Bukan main girangnya hati Menteri Lu Pin mendengar ini. Memang dia sangat kecewa melihat kakaknya yang sakti ini di kala terjadi perang, tidak muncul sama sekali. Memang mereka sekeluarga adalah keturunan patriot ternama, sudah selayaknya kalau kakaknya pun bersikap sebagai seorang pahlawan bangsa.

“Terima kasih, Sin-ko. Semoga perjuanganmu berhasil,” jawabnya.

Dua orang kakak beradik ini kembali berpelukan, disaksikan oleh ketiga orang panglima yang memandang dengan penuh penghormatan dan kekaguman. Mereka menjadi saksi dari pertemuan dua orang kakak beradik yang berjiwa gagah, namun yang keadaannya amat berlainan, seorang kakek pengemis dan seorang menteri setia, namun keduanya gagah perkasa dalam bidang masing-masing. Mereka kemudian berpisah dan tiga orang panglima itu melanjutkan kawalan mereka terhadap Menteri Lu Pin, menuju ke tempat yang ditunjukkan oleh Ang-bin Sin-kai.
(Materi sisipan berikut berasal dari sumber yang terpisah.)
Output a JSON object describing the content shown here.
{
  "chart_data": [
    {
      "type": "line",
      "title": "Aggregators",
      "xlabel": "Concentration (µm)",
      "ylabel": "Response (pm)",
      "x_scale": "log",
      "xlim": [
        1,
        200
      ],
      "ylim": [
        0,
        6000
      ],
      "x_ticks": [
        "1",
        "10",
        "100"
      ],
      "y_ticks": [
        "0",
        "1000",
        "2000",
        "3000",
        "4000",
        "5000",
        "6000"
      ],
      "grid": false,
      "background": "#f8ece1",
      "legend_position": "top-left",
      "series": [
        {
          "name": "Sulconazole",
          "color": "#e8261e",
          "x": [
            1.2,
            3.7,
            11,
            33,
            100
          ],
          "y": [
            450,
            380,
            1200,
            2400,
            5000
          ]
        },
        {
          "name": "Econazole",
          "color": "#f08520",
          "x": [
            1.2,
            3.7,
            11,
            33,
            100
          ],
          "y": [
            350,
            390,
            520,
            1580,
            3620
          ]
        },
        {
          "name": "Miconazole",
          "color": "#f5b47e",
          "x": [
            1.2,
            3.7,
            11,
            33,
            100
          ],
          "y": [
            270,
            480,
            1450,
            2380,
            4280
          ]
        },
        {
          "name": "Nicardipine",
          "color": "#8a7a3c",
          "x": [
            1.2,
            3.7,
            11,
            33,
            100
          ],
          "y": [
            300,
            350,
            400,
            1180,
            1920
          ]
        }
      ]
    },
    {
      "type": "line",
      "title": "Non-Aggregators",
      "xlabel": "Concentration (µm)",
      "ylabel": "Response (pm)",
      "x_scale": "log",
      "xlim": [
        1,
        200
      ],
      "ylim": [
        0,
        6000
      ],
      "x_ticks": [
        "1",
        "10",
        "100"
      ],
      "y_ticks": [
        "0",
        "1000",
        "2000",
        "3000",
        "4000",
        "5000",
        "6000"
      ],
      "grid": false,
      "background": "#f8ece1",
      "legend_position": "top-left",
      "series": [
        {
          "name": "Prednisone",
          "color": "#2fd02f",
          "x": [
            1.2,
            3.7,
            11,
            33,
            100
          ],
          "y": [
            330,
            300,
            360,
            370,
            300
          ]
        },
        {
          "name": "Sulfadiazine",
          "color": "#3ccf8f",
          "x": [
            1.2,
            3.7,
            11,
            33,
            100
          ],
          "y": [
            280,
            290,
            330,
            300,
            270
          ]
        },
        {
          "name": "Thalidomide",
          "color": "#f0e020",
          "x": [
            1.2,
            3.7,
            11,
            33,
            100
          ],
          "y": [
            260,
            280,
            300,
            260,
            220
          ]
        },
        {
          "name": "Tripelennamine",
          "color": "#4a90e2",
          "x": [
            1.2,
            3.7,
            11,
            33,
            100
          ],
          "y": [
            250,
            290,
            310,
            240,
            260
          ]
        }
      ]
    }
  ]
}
Benar saja seperti petunjuk dari Ang-bin Sin-kai, mereka mendapatkan goa besar yang amat lebar itu dan di situ penuh dengan tulang-tulang besar yang putih dan kuat. Selain ini juga di sebelah ruangan kecil di dalam goa itu mereka mendaparkan sebuah hiolouw (tempat hio atau tempat abu hio) yang amat besar dan kuno.

Hiolouw ini biasanya dipergunakan oleh Ang-bin Sin-kai untuk membakar akar-akar dan dupa untuk mengusir hawa busuk dari dalam goa. Melihat tulang-tulang berserakan itu, Menteri Lu Pin tertarik sekali hatinya. Dia adalah seorang ahli ukir yang kenamaan dan pandai, melihat tulang-tulang ini dia merasa amat tertarik dan gembira. Tulang-tulang itu merupakan bahan yang baik sekali untuk diukir.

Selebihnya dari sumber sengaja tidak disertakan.